Na minha última artigalhada sinusítica sublinhei a necessidade de cada um, aqui no bairro, assumir o seu talento criativo, independente dos casulos político-estatais. Reafirmo-a neste dia em que tanto se fala nervosamente de nomes novos a comandar os destinos da Nação - como se a Nação não devesse por si promover os seus próprios mecanismos para se comandar. Sinto que falta uma segunda parte à croniqueta. Que, procurando completar a primeira, se refira um a gesto de, nessa liberdade de arriscar, olhar "os outros" (cidadãos, sim, mas também pessoas) e convocá-los, sobretudo quando estão em atitude ou desistente ou ruidosa, tão típica destas lusitanas esquinas.
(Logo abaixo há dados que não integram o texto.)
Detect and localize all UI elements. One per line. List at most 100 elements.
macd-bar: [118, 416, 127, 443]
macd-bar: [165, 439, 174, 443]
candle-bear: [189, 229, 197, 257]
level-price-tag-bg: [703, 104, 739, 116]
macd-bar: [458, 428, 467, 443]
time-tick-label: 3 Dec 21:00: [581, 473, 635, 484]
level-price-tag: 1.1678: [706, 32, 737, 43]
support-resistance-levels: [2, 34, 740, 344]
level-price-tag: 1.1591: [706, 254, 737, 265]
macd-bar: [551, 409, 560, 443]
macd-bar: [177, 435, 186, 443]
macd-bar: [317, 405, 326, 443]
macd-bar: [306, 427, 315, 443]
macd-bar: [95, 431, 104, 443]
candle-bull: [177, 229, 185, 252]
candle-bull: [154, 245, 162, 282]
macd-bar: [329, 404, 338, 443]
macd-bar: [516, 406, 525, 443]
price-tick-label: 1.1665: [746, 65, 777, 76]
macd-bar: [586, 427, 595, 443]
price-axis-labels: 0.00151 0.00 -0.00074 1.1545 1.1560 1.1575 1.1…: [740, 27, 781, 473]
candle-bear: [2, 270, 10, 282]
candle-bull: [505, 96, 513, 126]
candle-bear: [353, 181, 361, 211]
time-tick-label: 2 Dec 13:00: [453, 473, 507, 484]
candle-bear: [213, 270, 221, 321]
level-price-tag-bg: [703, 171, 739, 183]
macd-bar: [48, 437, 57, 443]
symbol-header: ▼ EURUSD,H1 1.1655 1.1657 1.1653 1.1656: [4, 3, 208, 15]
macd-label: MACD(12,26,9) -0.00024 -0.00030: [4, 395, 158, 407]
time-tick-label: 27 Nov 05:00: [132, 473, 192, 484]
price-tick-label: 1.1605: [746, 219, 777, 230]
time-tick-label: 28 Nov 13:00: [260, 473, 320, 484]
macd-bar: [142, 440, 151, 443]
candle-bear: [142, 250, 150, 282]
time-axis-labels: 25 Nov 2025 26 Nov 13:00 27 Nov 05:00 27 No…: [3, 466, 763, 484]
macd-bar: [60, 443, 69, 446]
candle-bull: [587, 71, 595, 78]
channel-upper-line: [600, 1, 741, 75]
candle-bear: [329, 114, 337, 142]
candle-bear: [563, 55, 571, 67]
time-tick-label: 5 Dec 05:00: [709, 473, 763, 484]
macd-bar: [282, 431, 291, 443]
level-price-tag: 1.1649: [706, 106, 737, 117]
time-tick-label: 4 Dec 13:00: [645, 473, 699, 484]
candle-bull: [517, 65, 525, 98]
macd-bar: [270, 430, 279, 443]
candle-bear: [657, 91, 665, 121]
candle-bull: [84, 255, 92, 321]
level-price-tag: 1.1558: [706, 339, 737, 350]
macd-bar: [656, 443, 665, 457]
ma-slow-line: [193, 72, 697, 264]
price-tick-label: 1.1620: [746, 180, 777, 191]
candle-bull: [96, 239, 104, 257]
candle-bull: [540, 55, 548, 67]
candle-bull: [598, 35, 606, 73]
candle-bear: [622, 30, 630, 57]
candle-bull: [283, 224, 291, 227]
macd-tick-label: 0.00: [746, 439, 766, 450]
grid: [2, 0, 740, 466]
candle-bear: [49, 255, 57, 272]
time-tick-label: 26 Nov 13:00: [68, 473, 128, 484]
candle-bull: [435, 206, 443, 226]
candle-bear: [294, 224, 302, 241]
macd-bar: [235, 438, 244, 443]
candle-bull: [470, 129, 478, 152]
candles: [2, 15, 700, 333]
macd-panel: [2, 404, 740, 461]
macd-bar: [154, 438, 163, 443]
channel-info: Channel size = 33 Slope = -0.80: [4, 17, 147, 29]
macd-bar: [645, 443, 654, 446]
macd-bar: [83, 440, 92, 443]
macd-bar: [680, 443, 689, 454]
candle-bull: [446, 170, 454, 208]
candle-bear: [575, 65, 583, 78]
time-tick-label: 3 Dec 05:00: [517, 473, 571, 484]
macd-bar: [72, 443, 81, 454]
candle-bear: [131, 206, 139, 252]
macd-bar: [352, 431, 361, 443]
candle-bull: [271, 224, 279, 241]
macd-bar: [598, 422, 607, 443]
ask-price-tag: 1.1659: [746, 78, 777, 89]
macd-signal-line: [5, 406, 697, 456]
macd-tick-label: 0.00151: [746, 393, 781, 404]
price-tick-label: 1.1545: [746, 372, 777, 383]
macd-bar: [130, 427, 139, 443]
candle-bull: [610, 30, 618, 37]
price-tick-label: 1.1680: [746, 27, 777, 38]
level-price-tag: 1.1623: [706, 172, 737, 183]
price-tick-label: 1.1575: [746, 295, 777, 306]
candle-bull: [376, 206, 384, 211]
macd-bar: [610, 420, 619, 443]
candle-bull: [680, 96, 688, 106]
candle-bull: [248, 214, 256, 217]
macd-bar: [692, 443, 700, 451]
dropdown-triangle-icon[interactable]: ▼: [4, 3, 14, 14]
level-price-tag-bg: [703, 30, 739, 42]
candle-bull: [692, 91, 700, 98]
Claro que é difícil mudar e melhorar - e bem notou isso Pacheco Pereira numa crónica recente do "Público" em que falava dos agentes políticos e mediáticos mas podia estar a falar da tragédia dos homens: "Com o tempo, vai-se percebendo que há um fundo mais permanente por detrás da espuma dos dias e que esse fundo tem muito lodo, mas também muita biologia, e muda muito pouco. Só quem nele toca com uma vara funda, alterando a ecologia inscrita nas profundezas, é que realmente muda. Costuma ser 'tocado' apenas por gente excepcional, que não abunda e costuma precisar de muito tempo para mudar, ou então de uma catástrofe curta e traumática".
Percebo o pessimismo mas quero acreditar - até porque tenho filhos e não vou já estacionar a viatura e a vontade - que essa gente não é necessariamente tão excepcional. Quando à última frase, pergunto se não estaremos nós a viver justamente uma "catástrofe curta e traumática"? Ou por outra: não será este o tempo? As vias são as de cada um. Há quem chegue lá pela cidadania pura, pela consciência cívico-política que foi desenvolvendo com os anos ou que descobriu nestas horas de indignações mais ou menos vagas mas significativas (porque reveladoras de um legítimo sentimento de inquietude e insatisfação). Há quem prefira - num gesto contracorrente - uma via espiritual, mais compassiva. A atitude está ligada, mais uma vez, a duas visões e a vocabulários distintos: há quem seja pela solidariedade, há quem lá chegue pela compaixão. Miguel Guilherme tocou no assunto da via espiritual numa boa entrevista recente à revista do "Expresso" - e com uma coragem de quem tem consigo e com o mundo uma relação que, segundo se percebe, não foi oferecida - foi sendo aprofundada (aconselho-a por ultrapassar aqui e ali o joguete de superfície em que caem a maior parte das ditas 'entrevistas de vida').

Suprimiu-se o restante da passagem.